Violet almost pounded the steering wheel in frustration. Did this man have no idea how much his vote mattered to Chloe? And to women who had to wait in train stations for their son's coffins to come home from France and to a few million other people, including, now that Violet thought about it, herself? “Mr. Credwell, please come back to town at once.”

Mr. Credwell shuffled his feet in the dust with the guilty look of a boy caught skipping school. “Sure. I was just headed back.” His car was pointed the other way.

Mr. Credwell chivalrously offered to turn the crank to start the Hope Chest. Violet worked the levers. It took them quite a while to get the thing started, because she didn't have a good ear for it yet.

“You know why they call it a runabout, don't you?” said Mr.

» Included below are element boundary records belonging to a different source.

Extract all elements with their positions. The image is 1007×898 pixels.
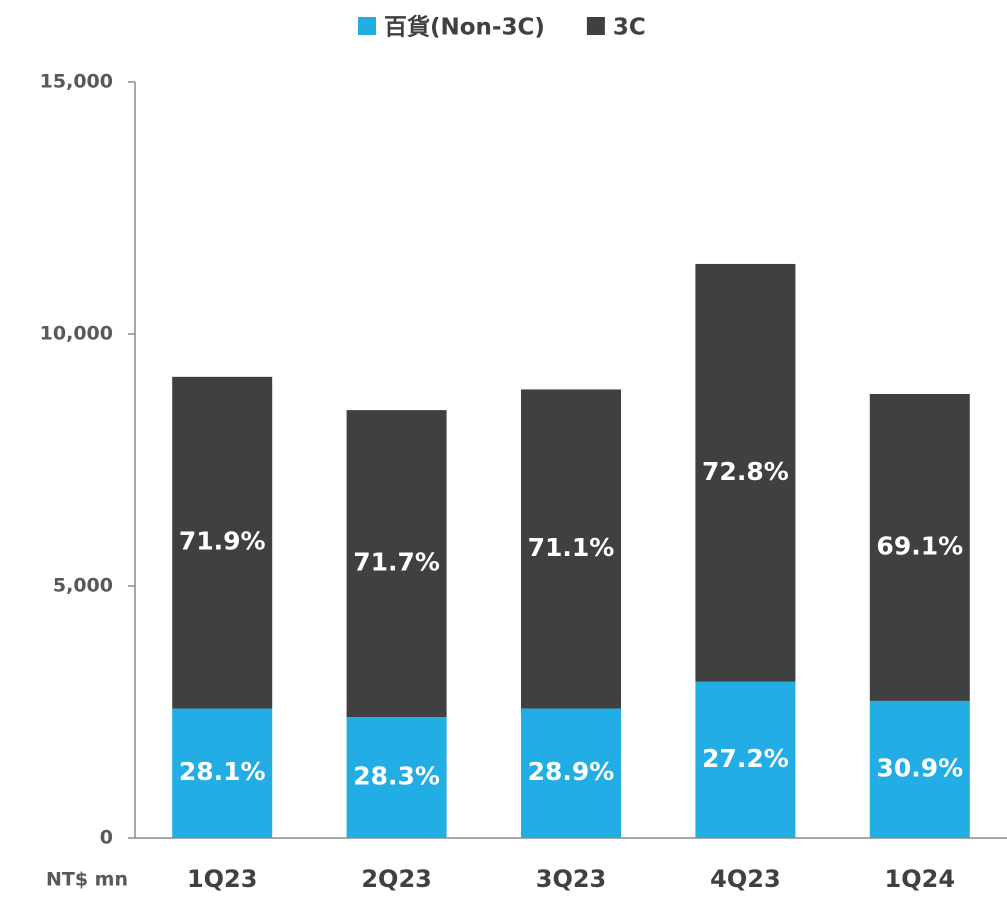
x-tick-label: 1Q24 xyxy=(885,865,956,893)
y-tick-label: 15,000 xyxy=(40,71,113,93)
bar-segment xyxy=(172,376,273,709)
x-tick-label: 3Q23 xyxy=(536,865,607,893)
bar-segment xyxy=(172,708,273,838)
share-label: 28.3% xyxy=(353,762,440,791)
y-tick-label: 0 xyxy=(100,827,113,849)
share-label: 28.9% xyxy=(528,757,615,786)
y-tick-label: 5,000 xyxy=(53,575,113,597)
x-tick-label: 1Q23 xyxy=(187,865,258,893)
share-label: 72.8% xyxy=(702,457,789,486)
y-tick-label: 10,000 xyxy=(40,323,113,345)
share-label: 71.7% xyxy=(353,548,440,577)
x-tick-label: 2Q23 xyxy=(361,865,432,893)
bar-segment xyxy=(869,700,970,838)
share-label: 69.1% xyxy=(876,531,963,560)
bar-segment xyxy=(695,263,796,682)
bar-segment xyxy=(346,717,447,838)
share-label: 27.2% xyxy=(702,744,789,773)
bar-segment xyxy=(346,410,447,718)
legend-label: 百貨(Non-3C) xyxy=(384,14,545,41)
axis-unit: NT$ mn xyxy=(46,869,128,891)
bar-segment xyxy=(869,393,970,701)
x-tick-label: 4Q23 xyxy=(710,865,781,893)
legend-swatch xyxy=(586,17,605,35)
share-label: 71.9% xyxy=(179,527,266,556)
bar-segment xyxy=(695,681,796,838)
legend-label: 3C xyxy=(613,15,646,41)
bar-segment xyxy=(521,389,621,709)
share-label: 30.9% xyxy=(876,753,963,782)
share-label: 28.1% xyxy=(179,757,266,786)
bar-segment xyxy=(521,708,621,838)
share-label: 71.1% xyxy=(528,533,615,562)
legend-swatch xyxy=(358,17,376,35)
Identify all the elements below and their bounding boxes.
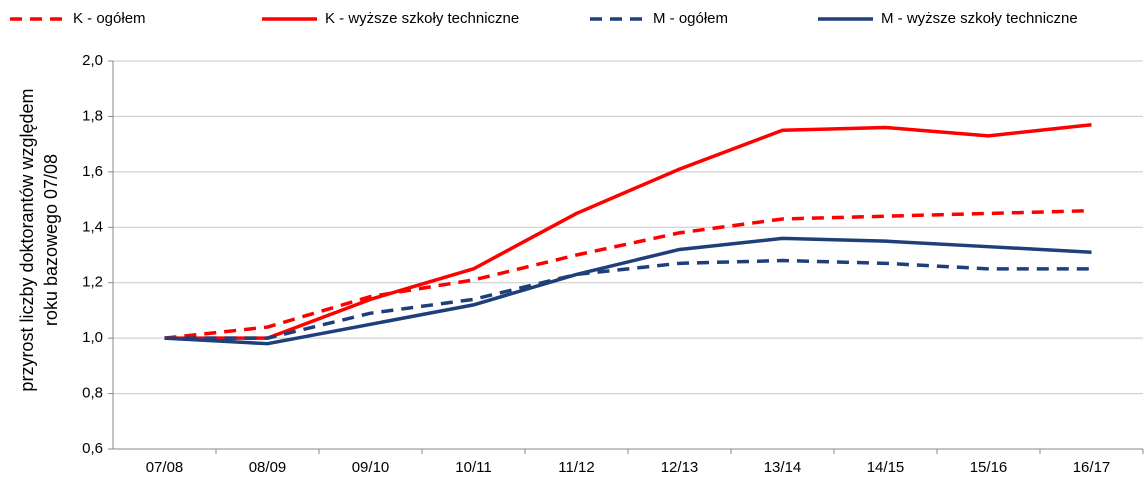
series-line (164, 123, 1092, 340)
x-tick-label: 07/08 (146, 459, 184, 476)
y-axis-label: przyrost liczby doktorantów względem rok… (17, 88, 61, 391)
x-tick-label: 11/12 (558, 459, 594, 476)
series-line (164, 258, 1092, 340)
y-tick-label: 2,0 (82, 52, 103, 69)
y-tick-label: 1,6 (82, 163, 103, 180)
y-axis-label-line: przyrost liczby doktorantów względem (17, 88, 37, 391)
y-tick-label: 1,0 (82, 329, 103, 346)
y-tick-label: 1,2 (82, 274, 103, 291)
y-tick-label: 1,4 (82, 218, 103, 235)
legend-label: K - ogółem (73, 10, 146, 27)
x-tick-label: 16/17 (1073, 459, 1111, 476)
legend-label: M - wyższe szkoły techniczne (881, 10, 1078, 27)
y-tick-label: 0,8 (82, 385, 103, 402)
x-tick-label: 08/09 (249, 459, 287, 476)
x-tick-label: 14/15 (867, 459, 905, 476)
series-line (164, 208, 1092, 340)
x-tick-label: 13/14 (764, 459, 802, 476)
x-tick-label: 10/11 (455, 459, 491, 476)
y-tick-label: 0,6 (82, 440, 103, 457)
series-line (164, 236, 1092, 346)
legend-label: K - wyższe szkoły techniczne (325, 10, 519, 27)
legend-label: M - ogółem (653, 10, 728, 27)
x-tick-label: 15/16 (970, 459, 1008, 476)
y-tick-label: 1,8 (82, 107, 103, 124)
y-axis-label-line: roku bazowego 07/08 (41, 154, 61, 326)
x-tick-label: 09/10 (352, 459, 390, 476)
x-tick-label: 12/13 (661, 459, 699, 476)
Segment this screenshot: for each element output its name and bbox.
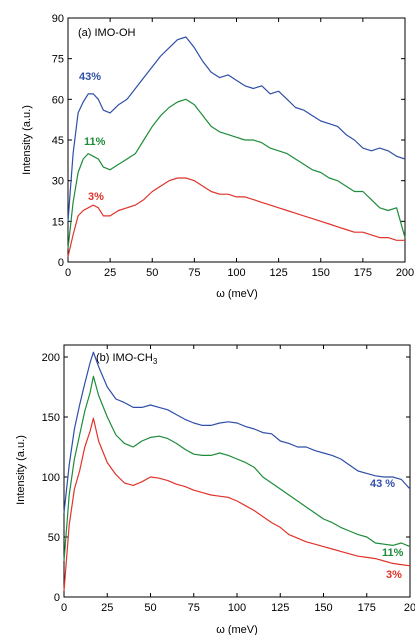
panel-b-x-tick-label: 175: [358, 602, 376, 614]
panel-a-y-tick-label: 45: [52, 135, 64, 147]
panel-b-panel-label-subscript: 3: [153, 357, 158, 366]
panel-b-x-tick-label: 20: [404, 602, 415, 614]
panel-a-x-axis-title: ω (meV): [216, 288, 258, 300]
panel-a-y-tick-label: 90: [52, 13, 64, 25]
panel-a-y-tick-label: 0: [58, 257, 64, 269]
panel-a-panel-label: (a) IMO-OH: [78, 27, 135, 39]
panel-a-x-tick-label: 75: [188, 267, 200, 279]
panel-a-x-tick-label: 25: [104, 267, 116, 279]
panel-b-x-tick-label: 150: [314, 602, 332, 614]
panel-b-x-tick-label: 25: [101, 602, 113, 614]
panel-b-series-label: 43 %: [370, 478, 395, 490]
panel-a-series-line-1: [67, 36, 406, 222]
panel-b-y-tick-label: 0: [54, 592, 60, 604]
panel-a-series-label: 3%: [88, 191, 104, 203]
panel-a-y-tick-label: 75: [52, 54, 64, 66]
panel-b-x-axis-title: ω (meV): [216, 624, 258, 635]
panel-a-y-tick-label: 30: [52, 176, 64, 188]
panel-b-series-label: 11%: [382, 547, 404, 559]
panel-b-series-label: 3%: [386, 569, 402, 581]
panel-b-y-tick-label: 200: [42, 352, 60, 364]
panel-b-panel-label: (b) IMO-CH3: [96, 352, 158, 366]
panel-a-x-tick-label: 125: [269, 267, 287, 279]
panel-b-x-tick-label: 125: [271, 602, 289, 614]
panel-b-series-line-2: [63, 375, 411, 562]
panel-b-y-tick-label: 100: [42, 472, 60, 484]
panel-b-y-axis-title: Intensity (a.u.): [15, 435, 27, 505]
panel-a-series-label: 43%: [79, 71, 101, 83]
panel-a-x-tick-label: 175: [354, 267, 372, 279]
panel-a-y-tick-label: 60: [52, 94, 64, 106]
panel-a-series-line-2: [67, 98, 406, 249]
panel-a-y-tick-label: 15: [52, 216, 64, 228]
panel-a-x-tick-label: 50: [146, 267, 158, 279]
panel-b-x-tick-label: 0: [61, 602, 67, 614]
panel-a-x-tick-label: 100: [227, 267, 245, 279]
panel-a-series-label: 11%: [84, 136, 106, 148]
panel-b-x-tick-label: 100: [228, 602, 246, 614]
panel-b-y-tick-label: 50: [48, 532, 60, 544]
panel-a-x-tick-label: 0: [65, 267, 71, 279]
panel-a-series-line-3: [67, 177, 405, 257]
panel-b-y-tick-label: 150: [42, 412, 60, 424]
panel-a-y-axis-title: Intensity (a.u.): [21, 105, 33, 175]
panel-a-x-tick-label: 200: [396, 267, 414, 279]
panel-a-x-tick-label: 150: [312, 267, 330, 279]
panel-b-series-line-3: [63, 417, 411, 592]
panel-b-x-tick-label: 50: [144, 602, 156, 614]
panel-b-series-line-1: [63, 351, 411, 514]
panel-b-x-tick-label: 75: [188, 602, 200, 614]
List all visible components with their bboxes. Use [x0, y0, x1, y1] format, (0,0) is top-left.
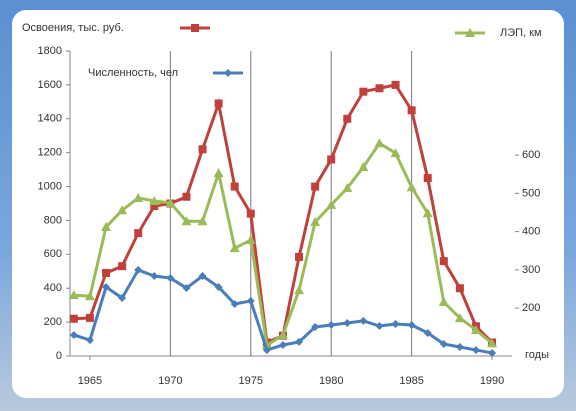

Credwell.

Violet had heard this one before, but they were all supposed to do their best to keep the legislators in a good mood, so she said, “Why?”

“Because it'll run about a mile before it breaks down, ha ha!” said Mr. Credwell.

Violet smiled politely. “Ha ha. Please get in, Mr. Credwell.”

“Do you, er, mind if I drive, Miss, er …”

“Miss Mayhew,” said Violet. “And yes, I do.”

Mr. Credwell humbly climbed into the Hope Chest and permitted himself to be driven back into town. He asked Violet to stop at a garage so he could get a spare, so Violet did. But once he'd got it, she went right on driving back to the capitol.